- Born: 28 March 1864 Istanbul, Ottoman Empire
- Died: 1944 (aged 79–80) Istanbul, Turkey
- Occupations: Novelist, columnist, essayist
- Relatives: Ahmed Cevdet Pasha (father); Fatma Aliye (sister);
- Writing career
- Pen name: Emine Vahide
- Subject: Women's rights
- Literary movement: Feminism

= Emine Semiye Önasya =

Turkish writer, activist and feminist (1864–1944)

Emine Semiye Önasya (28 March 1864 – 1944), mostly known as Emine Semiye and Emine Vahide, was a Turkish writer, teacher, activist, and early feminist. She thought that education plays an important role in the emancipation of women.

Like her sister, Fatma Aliye, she was a pioneer female novelist of not only the Ottoman but the Islamic world. Her last novel, Gayya Kuyusu, or Pit of Hell, is a savage indictment of Turkish society.

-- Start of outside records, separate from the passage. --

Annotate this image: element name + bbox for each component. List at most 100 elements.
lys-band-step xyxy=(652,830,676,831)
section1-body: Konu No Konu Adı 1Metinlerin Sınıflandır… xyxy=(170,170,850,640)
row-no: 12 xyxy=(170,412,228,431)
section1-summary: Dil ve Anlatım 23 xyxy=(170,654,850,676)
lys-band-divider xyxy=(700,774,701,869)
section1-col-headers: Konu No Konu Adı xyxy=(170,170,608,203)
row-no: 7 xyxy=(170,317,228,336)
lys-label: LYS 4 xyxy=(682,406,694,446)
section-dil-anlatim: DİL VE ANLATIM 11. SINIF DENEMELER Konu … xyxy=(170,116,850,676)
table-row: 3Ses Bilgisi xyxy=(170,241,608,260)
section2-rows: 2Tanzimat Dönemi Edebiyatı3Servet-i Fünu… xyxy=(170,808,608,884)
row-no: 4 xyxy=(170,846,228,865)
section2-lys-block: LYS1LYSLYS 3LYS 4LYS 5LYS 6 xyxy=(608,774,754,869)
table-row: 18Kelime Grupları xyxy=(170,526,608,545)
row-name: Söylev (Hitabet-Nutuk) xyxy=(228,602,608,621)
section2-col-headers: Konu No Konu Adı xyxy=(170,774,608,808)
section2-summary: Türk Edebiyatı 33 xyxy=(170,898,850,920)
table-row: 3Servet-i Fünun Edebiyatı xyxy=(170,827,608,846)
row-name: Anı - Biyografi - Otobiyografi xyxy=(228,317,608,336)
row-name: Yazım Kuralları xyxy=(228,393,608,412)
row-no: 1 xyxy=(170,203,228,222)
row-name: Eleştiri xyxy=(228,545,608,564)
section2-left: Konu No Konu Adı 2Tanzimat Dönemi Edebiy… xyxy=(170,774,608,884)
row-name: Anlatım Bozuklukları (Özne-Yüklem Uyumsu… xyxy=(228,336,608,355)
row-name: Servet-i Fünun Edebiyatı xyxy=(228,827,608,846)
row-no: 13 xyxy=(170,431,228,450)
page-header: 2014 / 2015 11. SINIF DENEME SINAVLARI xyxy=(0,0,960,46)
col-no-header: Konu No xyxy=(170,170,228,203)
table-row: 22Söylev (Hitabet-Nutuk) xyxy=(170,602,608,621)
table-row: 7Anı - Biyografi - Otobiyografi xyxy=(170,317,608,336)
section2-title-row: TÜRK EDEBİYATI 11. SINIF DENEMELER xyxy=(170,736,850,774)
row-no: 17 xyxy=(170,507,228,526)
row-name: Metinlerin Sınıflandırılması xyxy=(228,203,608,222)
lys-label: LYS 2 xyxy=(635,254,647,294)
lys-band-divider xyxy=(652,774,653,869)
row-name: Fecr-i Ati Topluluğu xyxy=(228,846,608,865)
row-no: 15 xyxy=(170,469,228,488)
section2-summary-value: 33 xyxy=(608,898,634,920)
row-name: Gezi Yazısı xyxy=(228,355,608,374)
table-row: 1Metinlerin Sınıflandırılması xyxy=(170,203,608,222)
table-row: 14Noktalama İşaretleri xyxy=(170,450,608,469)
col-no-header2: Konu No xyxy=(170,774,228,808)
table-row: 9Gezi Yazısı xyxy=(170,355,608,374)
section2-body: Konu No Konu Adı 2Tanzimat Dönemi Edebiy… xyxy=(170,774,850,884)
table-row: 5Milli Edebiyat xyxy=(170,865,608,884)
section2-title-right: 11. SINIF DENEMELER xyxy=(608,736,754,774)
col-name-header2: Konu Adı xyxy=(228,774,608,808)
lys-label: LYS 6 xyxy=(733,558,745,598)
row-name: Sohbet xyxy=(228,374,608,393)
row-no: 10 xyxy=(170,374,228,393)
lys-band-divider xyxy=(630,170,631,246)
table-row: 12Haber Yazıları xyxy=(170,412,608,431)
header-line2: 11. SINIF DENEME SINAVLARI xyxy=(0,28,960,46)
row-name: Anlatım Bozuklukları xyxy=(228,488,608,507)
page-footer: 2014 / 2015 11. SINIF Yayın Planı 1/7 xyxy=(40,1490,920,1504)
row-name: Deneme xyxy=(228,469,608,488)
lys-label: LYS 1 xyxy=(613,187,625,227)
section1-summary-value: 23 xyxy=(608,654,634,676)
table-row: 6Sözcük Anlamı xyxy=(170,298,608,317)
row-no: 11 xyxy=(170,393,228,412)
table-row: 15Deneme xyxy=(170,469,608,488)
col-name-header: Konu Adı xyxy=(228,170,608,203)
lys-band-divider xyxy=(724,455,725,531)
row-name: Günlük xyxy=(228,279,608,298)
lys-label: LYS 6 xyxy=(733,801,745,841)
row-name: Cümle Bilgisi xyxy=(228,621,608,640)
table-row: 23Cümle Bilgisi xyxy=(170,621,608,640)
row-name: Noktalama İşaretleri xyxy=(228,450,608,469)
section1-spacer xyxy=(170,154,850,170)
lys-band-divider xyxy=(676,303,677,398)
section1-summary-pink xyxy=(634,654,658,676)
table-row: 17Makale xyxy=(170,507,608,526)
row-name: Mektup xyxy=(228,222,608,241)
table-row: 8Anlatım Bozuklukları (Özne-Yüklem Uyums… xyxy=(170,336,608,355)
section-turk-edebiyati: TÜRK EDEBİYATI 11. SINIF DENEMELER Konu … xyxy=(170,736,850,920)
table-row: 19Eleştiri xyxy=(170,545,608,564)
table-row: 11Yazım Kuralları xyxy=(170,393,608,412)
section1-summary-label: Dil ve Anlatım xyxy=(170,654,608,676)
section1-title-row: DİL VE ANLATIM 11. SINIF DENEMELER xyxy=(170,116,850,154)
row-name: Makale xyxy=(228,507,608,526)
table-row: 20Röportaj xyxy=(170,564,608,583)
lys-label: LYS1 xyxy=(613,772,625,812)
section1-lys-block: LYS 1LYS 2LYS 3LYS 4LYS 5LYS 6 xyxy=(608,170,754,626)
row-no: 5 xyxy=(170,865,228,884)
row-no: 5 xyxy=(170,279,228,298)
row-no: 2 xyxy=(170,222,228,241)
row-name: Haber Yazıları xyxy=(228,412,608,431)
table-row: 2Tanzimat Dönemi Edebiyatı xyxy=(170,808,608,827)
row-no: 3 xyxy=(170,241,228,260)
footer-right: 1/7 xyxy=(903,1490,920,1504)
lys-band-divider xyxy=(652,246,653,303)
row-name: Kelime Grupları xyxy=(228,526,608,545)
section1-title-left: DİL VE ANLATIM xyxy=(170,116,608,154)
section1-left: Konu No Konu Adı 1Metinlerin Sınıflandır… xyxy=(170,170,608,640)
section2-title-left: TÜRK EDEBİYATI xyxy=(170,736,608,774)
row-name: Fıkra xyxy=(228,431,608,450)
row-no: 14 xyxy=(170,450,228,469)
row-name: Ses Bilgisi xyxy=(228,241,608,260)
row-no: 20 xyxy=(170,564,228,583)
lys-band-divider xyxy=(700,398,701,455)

It is available in an English translation by WD Halsey.

==Early life and education==
Emine Semiye was born in Istanbul on 28 March 1864. She was the second daughter of Ahmed Cevdet Pasha and sister of Fatma Aliye. Her mother was Adviye Rabia Hanım. Emine Semiye studied psychology and sociology in France and Switzerland for seven years. She was one of the first Ottoman Muslim women educated in Europe.

==Career and activities==
From 1882 Emine Semiye worked as a Turkish and literature teacher in Istanbul and in other provinces. She served as an inspector at girls’ schools and an assistant nurse at Şişli Etfal Hospital. Her writings on politics and education were published in various publications, including Mütalaa (in Thessalonica), Mehâsin (Ottoman Turkish: Virtues) and Hanımlara Mahsus Gazete (Ottoman Turkish: Newspaper for Women) after the declaration of the constitutional monarchy in 1908. She also wrote a math textbook entitled Hulasa-i Ilm-i Hesap in 1893. In Hanımlara Mahsus Gazete she used first several pseudonyms, but later used her name and published various stories and travel writings. Her most-known novels are Sefalet (1908) (Ottoman Turkish: Poverty) and Gayya Kuyusu (Ottoman Turkish: The Pit of Hell).

Emine Semiye established several charity organizations to help women. One of them was Şefkât-i Nisvân (Ottoman Turkish: Women’s Compassion) which was established in Thessalonica in 1898. Another charity founded by her was Hizmet-i Nisvân Cemiyeti (Ottoman Turkish: Service of Women Association).

In late 1890s Emine Semiye was the head of the Union and Progress Women’s Revolution Committee in Thessalonica. She became a member of the progressive Committee of Union and Progress (CUP) and later, of the Ottoman Democratic Party. At the beginning of the revolution of 1908 she initiated a demonstration in Freedom Square in Thessalonica holding a flag. Soon after many people both men and women joined her. In 1920, she was named a member of the governing board of the Turkish Journalists' Association which had been called the Ottoman Press Association until that year. She went into exile in Paris to avoid arrest by the Ottoman authorities due to her CUP membership. Later she returned to Turkey and worked as a teacher.

===Views===
Emine Semiye, together with her older sister Fatma Aliye, was a significant figure for the Ottoman women movement. Emine Semiye was much more progressive and less orthodox than her sister. She supported an image of women, educated mothers and wives, imposed by the official discourse during the rule of Sultan Abdul Hamid II. During the same period she argued in an article published in Hanımlara Mahsus Gazete that the reason for her writing career was to contribute to social development, not for women's development.

Although Emine Semiye actively involved in the activities of the CUP, her affiliation with the group weakened when she realized that the CUP was not very enthusiastic in improving women's rights.

==Personal life and death==
Emine Semiye married twice. Her first husband was Mustafa Bey who was a military judge. The second was Reşid Pasha. They divorced later. She had two sons; one from each husband. Their names were Hasan Riza, son of Mustafa Bey and Cevdet Lagaş, son to Reşid Pasha. She died in Istanbul in 1944.